How To Get The Best Used Car Prices

Tips to help you get the used car you want at the price you want to pay. Ideas on negotiating, sellers and finding the right car.

A new car can depreciate thousands the moment you drive it off a dealer's lot. Purchasing a used car can be a great way to save money with a vehicle purchase while still getting the vehicle that you've been hoping for. In order to ensure you get the best deal possible for your "new" used car try these simple steps:

Search several dealers: Don't just go to one dealer to look for your car, try several in your area. If you are looking for a Jeep for example check at a few Jeep dealers in your town or neighboring towns, as well as Carmax or a similar used car only dealer. You may want to take a look through your phone book and call around to dealers first to see if they have the kind of car you are searching for. The more places you look the better idea you will have of what a fair price for the vehicle is.

Know the blue book value of the car: Know what the car is worth, and what the car will likely be worth in the future. You don't want to spend $10,000 on a car that's only worth $7500. Knowing the blue book value can be a great bargaining tool, and can help you make sure you aren't overpaying for a vehicle.



Stay strong: When you visit a dealer they are going to want you to make a purchase before you leave the lot that same day. Unless you are sure that you are getting the best deal possible, don't fall into this trap. When you start to leave a lot a dealer is also often willing to give you a much better deal. The dealer wants to sell you the car, if you're leaving they see that as a lost sale, they will do whatever they can to make you stay and make you buy.

Don't be fooled by used car salesmen: I once went looking at used cars and the salesman said in an excited tone "Look at this AM/FM radio that's AMAZING" In an age where CD players are almost a standard in vehicles, an AM/FM radio is not an amazing feature. Radios have being put in cars for decades. A dealer is going to try and make you think this used car is the best thing on the planet. Just because they're excited about it doesn't mean you have to be.

Get a carfax vehicle report: Before purchasing a used vehicle make sure you get a carfax vehicle report. Often a dealer will be willing to purchase this report for you. A car fax report lets you know what accidents (if any) the car has been in, as well as supplies additional information on the cars history. Occasionally dealers will rebuild a car that has been totaled and make it seem great on the lot, but the car will have numerous problems shortly after your purchase.
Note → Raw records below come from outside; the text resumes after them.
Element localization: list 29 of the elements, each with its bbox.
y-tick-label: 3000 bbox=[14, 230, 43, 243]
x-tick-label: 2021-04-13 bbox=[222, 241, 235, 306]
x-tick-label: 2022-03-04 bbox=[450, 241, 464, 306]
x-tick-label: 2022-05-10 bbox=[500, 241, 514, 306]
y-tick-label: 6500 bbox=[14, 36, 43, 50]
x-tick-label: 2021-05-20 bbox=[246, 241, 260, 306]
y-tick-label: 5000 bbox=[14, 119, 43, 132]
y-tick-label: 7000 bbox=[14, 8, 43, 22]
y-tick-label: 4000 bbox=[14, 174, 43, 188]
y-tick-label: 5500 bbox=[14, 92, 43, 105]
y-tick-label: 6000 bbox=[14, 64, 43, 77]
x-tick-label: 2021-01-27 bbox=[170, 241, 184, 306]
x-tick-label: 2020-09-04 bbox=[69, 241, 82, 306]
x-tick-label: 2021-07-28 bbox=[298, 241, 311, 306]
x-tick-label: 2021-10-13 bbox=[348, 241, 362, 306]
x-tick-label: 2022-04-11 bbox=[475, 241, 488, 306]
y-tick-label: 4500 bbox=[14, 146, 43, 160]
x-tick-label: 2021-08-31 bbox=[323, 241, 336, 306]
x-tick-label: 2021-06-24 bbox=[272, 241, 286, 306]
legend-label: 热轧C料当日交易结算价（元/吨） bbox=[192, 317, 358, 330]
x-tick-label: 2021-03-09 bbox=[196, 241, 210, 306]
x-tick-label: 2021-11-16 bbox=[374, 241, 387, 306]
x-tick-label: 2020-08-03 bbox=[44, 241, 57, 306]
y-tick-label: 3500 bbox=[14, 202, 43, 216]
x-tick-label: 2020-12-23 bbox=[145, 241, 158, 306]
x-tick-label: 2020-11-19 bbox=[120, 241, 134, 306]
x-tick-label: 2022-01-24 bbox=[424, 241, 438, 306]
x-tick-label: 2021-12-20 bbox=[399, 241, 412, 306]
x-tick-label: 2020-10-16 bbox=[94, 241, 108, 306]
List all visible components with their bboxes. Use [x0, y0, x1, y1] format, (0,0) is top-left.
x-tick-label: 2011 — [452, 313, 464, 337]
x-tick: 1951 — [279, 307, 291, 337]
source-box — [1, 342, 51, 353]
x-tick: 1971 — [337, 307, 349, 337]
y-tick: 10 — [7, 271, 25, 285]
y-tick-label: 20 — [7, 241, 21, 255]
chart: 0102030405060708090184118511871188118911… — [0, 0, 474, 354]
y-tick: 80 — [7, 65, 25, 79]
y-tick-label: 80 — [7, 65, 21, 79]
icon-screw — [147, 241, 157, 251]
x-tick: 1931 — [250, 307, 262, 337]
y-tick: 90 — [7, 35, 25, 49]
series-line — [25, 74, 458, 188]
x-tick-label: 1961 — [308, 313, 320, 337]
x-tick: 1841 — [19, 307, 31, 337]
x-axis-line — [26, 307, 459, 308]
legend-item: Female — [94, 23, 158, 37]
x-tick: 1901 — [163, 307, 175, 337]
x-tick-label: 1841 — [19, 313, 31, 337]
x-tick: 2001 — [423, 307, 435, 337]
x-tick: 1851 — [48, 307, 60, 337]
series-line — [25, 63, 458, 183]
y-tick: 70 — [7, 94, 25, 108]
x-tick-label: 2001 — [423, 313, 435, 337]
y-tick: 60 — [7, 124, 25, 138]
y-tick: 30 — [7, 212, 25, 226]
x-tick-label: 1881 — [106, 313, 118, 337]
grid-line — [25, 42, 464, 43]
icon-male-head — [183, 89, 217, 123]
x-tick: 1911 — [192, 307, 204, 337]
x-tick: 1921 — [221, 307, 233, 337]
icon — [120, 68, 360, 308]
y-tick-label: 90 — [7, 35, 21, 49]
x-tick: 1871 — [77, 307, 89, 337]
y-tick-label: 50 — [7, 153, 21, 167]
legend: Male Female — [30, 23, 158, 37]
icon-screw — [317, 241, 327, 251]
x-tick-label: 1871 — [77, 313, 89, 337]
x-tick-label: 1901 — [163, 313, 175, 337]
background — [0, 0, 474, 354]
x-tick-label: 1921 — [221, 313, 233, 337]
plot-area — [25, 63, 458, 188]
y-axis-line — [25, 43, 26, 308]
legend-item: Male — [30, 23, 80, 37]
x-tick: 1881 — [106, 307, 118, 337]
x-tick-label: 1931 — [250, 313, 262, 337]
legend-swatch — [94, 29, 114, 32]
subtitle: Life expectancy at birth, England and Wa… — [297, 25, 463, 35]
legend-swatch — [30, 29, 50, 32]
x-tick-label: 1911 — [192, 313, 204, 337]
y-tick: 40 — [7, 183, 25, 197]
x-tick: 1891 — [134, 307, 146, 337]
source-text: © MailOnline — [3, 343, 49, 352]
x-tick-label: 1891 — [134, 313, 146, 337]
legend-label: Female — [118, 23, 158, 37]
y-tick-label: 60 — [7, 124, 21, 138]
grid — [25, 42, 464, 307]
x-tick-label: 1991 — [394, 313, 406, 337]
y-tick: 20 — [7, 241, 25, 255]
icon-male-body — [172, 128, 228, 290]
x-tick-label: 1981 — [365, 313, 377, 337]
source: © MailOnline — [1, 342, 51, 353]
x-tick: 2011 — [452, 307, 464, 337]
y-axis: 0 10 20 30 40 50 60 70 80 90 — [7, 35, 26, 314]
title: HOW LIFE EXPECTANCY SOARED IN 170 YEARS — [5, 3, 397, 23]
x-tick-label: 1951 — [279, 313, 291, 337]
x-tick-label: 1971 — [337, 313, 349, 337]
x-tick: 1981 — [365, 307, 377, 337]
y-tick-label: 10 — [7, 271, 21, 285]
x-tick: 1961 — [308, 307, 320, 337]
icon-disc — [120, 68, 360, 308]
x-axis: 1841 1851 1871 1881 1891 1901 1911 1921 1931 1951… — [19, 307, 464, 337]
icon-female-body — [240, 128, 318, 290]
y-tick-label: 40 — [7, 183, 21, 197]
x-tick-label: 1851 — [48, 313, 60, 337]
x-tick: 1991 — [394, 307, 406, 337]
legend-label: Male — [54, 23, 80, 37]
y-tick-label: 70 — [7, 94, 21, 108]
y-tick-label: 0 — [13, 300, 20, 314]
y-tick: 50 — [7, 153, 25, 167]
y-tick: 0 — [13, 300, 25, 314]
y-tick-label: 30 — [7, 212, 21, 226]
Other dealers (or personal sellers) may roll back the odometer to make it seem like the car has fewer miles. This practice is illegal. A carfax report will help you find out those things before you buy. Make sure you know all about the vehicles history before making a purchase.

Look in your local paper: Individuals sell their cars all the time in the paper. By purchasing a car out of the paper you get to cut out the middle man (the dealer), and potentially can save hundreds if not thousands of dollars. If you plan of purchasing a vehicle from an individual make sure you get the car checked out by a mechanic beforehand to ensure the car doesn't have any major faults. Know why the individual is looking to get rid of the vehicle, and what kind of service it has needed through the years. Ask if they have kept records of oil changes and general service. Seeing these records can ensure that the vehicle has been adequately cared for while it has been with this owner.

Negotiate: The first price someone quotes you for a vehicle is more than likely not the lowest they are willing to let the car sell for. Talk the dealer down, mention the year of the car, how long the car has been at the lot, any dents, dings or scratches. Negotiations are a time to get nit picky amount the vehicle. You may not care at all that there's a scratch on the hood, but if you actually wanted to get the scratch fixed it may cost you several hundred dollars. Ask for the cost of potential repairs to be taken off the price of the car. Look for stains in the interior of the vehicle, anything that makes this car seem a little less than perfect, and then ask for a discount. The same is true for purchasing from individual's, an asking price is just that, an asking price. The dealer, or an individual for that matter is looking to get rid of this vehicle, they might be willing to accept the offer you make.

When purchasing a used car it is important to simply be an informed buyer. Know what the car is worth, and then negotiate with the dealer to get the car at the price you want to pay.